Tribratanews.tribratanews.com - Jakarta. Menteri Koordinator Bidang Pembangunan Manusia dan Kebudayaan (Menko PMK) Muhadjir Effendy menegaskan, bantuan sosial (bansos) sudah tidak diberikan dalam bentuk fisik kepada masyarakat melalui program Penerima Keluarga Harapan (PKH) maupun Bantuan Pangan Non-Tunai (BPNT).
“Jadi kalau bansos sebetulnya sudah tidak ada yang sifatnya fisik, karena sudah diterima melalui rekening masing-masing keluarga penerima manfaat, baik itu yang berupa PKH maupun BPNT langsung ke rekening masing-masing penerima,” ujar Menko Muhadjir, Rabu (3/7/24).
Ia menjelaskan bantuan yang diberikan dalam bentuk sembako, baik itu oleh Presiden maupun menteri, bukan termasuk kategori bansos, melainkan menggunakan dana program kemasyarakatan atau dana operasional menteri.
"Kalau yang dalam bentuk sembako itu sebenarnya bukan bansos, kalau Presiden yang bagi itu sebetulnya dari dana program kemasyarakatan Presiden, ada dana taktis, bukan hanya Presiden saja, tetapi saya selaku Menko PMK juga dapat, namanya dana operasional menteri (DOM),” terang Menko Muhadjir.
Baca Juga: Timnas Australia Juarai Piala AFF U-16 2024 Lewat Drama Adu Penalti Atas Timnas Thailand
Ia juga menegaskan bansos sudah ada di dalam nomenklatur APBN dan sudah berwujud non-tunai.“Sudah masuk di masing-masing rekening keluarga penerima manfaat (KPM), utamanya program PKH yang jumlahnya sekitar 10 juta KPM, sedangkan BPNT 19 juta 800 ribu KPM,” tambah Menko Muhadjir.
Sedangkan bantuan berupa beras, lanjut dia, bersumber dari cadangan pangan Pemerintah dan bukan termasuk bansos, melainkan dari Bagian Anggaran Bendahara Umum Negara (BA BUN).
"Kalau beras itu sumbernya dari cadangan pangan pemerintah, dananya bukan dari bansos tetapi dari BA BUN, untuk mengintervensi utamanya akibat kelangkaan bahan pangan atau beras mahal,” terang Menko Muhadjir.
Adapun bansos termasuk salah satu skema Pemerintah untuk menurunkan angka kemiskinan dan menghapus kemiskinan ekstrem.

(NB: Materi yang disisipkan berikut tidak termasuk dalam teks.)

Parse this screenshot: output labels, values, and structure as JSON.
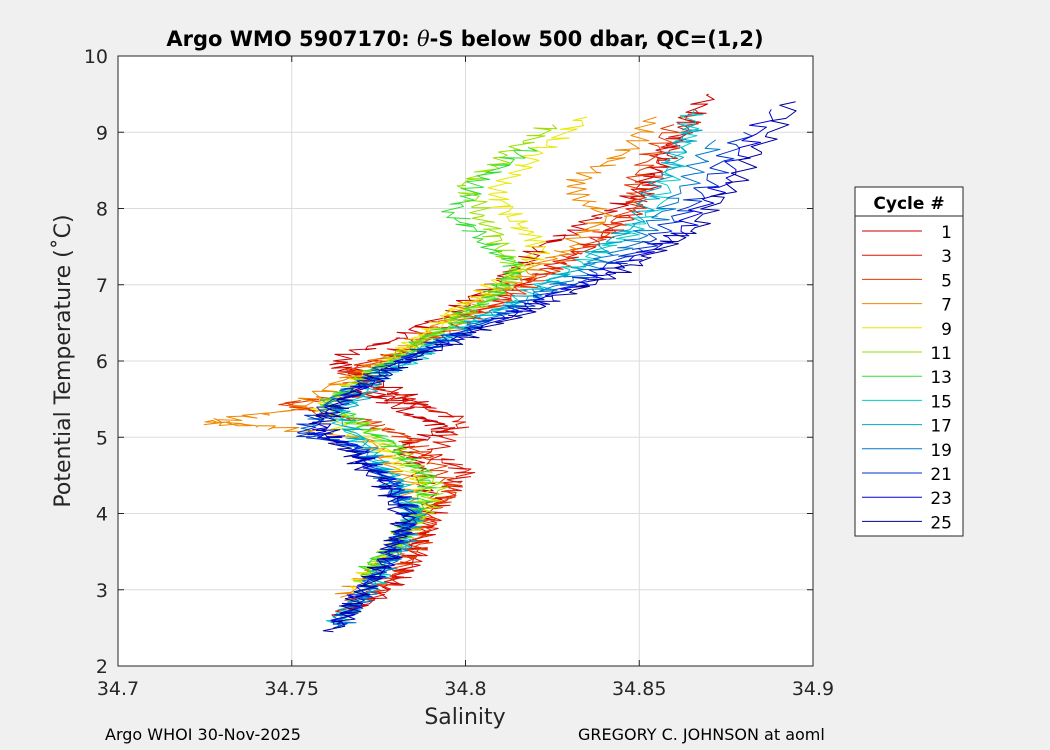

Pemerintah telah melakukan tiga strategi utama, yakni penurunan beban pengeluaran, peningkatan pendapatan, dan pengurangan kantong-kantong kemiskinan yang berjalan secara konvergen dan terintegrasi.
Hal tersebut dilakukan sebagai wujud nyata untuk melindungi kelompok-kelompok rentan agar tidak jatuh ke jurang kemiskinan dan mendapatkan akses kebutuhan dasar yang setara.
Menko Muhadjir mengemukakan, meski saat ini angka kemiskinan dan kemiskinan ekstrem masih belum memenuhi target yang dicanangkan Presiden Joko Widodo, pihaknya tetap optimistis di akhir 2024 angka bisa mencapai target tersebut.
"Memang targetnya untuk kemiskinan 7,5 persen, dan posisi kita 9,03 persen. Kita berharap kalau penurunan konsisten 2,33 persen, maka mestinya akhir tahun nanti sudah bisa di bawah 9 persen, artinya di bawah 8,5. Untuk kemiskinan ekstrem, saya optimistis akhir 2024 walaupun tidak nol, mestinya bisa di bawah 0,5 persen," jelas Menko Muhadjir.